Okay ... I think that I have understood it.
The scale is 256.
Therefore a fully black image would have a value of 0
A slightly less black image might have a value of 2.56
This would indicate that the slightly less black image was emitting 1% of light
... and absorbing 99% of light.
This is the required tool.
Thanks again Ofnut
No...You can tell that there is a difference, and increasing values mean increasing difference but it's likely not linear by default. The 0..255 scale is "gamma-corrected" so the true value (in a 0.00-1.00 scale) is more or less pow(x/255,2.2) (or is it pow(x/255,1/2.2)?). In Gimp 2.10 you can work in "Linear light" but even then the values are whatever is needed to make the image look right, and not an accurate measurement of incident light.
Thanks Ofnut for continued interest in this question
The problem for me is that I lack the fundamental knowledge regarding 'gamma' and 'gamma corrected'.
However, your post helped to guide my thoughts on the difficulties relating to linear progression.
First off ... I don't believe that there is need for comparing two images in 'difference mode'.
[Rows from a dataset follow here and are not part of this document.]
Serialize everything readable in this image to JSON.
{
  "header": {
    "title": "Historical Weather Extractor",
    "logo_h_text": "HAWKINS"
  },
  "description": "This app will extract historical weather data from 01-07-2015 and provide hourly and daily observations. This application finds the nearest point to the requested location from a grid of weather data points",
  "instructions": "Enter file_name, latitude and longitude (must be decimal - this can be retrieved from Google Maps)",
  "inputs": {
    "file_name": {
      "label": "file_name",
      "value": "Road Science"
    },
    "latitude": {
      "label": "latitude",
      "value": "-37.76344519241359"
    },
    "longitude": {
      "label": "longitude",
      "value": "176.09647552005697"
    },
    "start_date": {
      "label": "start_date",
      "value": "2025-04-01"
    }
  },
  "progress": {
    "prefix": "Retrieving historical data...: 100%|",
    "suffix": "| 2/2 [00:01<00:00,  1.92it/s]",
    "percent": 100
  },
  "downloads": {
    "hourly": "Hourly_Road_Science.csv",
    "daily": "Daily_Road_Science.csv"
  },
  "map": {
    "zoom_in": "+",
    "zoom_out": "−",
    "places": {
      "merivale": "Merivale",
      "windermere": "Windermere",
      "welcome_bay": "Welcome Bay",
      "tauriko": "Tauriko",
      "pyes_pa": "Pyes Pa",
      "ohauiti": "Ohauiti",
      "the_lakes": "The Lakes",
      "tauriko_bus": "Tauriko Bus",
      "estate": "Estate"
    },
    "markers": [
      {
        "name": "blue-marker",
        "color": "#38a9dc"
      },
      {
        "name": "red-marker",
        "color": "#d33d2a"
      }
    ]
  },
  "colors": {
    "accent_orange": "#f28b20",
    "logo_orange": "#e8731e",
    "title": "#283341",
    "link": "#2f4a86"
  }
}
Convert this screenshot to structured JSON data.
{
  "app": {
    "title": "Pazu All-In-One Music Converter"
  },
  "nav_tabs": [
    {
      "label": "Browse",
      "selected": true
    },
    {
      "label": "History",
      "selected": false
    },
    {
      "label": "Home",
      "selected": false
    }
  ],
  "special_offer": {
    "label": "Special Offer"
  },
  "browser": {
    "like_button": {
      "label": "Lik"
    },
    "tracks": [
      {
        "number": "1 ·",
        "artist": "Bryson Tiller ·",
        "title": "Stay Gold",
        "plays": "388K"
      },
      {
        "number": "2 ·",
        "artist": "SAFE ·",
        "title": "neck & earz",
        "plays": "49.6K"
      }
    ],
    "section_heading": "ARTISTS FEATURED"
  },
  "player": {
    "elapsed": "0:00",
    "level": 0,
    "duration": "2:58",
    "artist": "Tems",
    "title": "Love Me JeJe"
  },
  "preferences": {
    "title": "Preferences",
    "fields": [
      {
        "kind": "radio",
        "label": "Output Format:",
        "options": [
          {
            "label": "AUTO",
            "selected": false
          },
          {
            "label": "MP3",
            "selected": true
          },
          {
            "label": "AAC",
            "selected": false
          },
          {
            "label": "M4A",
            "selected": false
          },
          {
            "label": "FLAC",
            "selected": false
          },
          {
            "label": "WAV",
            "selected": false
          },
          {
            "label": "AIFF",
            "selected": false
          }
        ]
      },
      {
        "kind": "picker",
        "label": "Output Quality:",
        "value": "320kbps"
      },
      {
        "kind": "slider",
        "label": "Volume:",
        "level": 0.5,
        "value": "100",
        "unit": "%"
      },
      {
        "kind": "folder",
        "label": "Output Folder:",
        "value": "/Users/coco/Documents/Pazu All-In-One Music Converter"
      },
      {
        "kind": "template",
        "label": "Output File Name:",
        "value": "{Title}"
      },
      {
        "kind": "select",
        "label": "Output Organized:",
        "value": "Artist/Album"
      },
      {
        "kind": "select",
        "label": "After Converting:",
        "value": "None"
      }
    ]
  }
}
The image is either black, or less than black.
Black = 0
Therefore there is no difference to be gained.
I tested this with a black and less than black image, and found it to be the case.
So perhaps we can simply concentrate directly on a given image, and its histogram value (unless gamma correction has an effect).
Here are my thoughts (correct me if I'm wrong) :
Quote: When shining white light onto a page containing 256 shades from black to white ...
The power of the light should be such, to allow all the shades to be seen.
Too powerful, there will be numerous whites.
Too weak, there will be numerous blacks.
If all shades can be seen, and photographed, the histogram values should closely approximate to '0 to 255' for each shade.
The camera auto will need to be locked.
We will then have a standardised light-source power.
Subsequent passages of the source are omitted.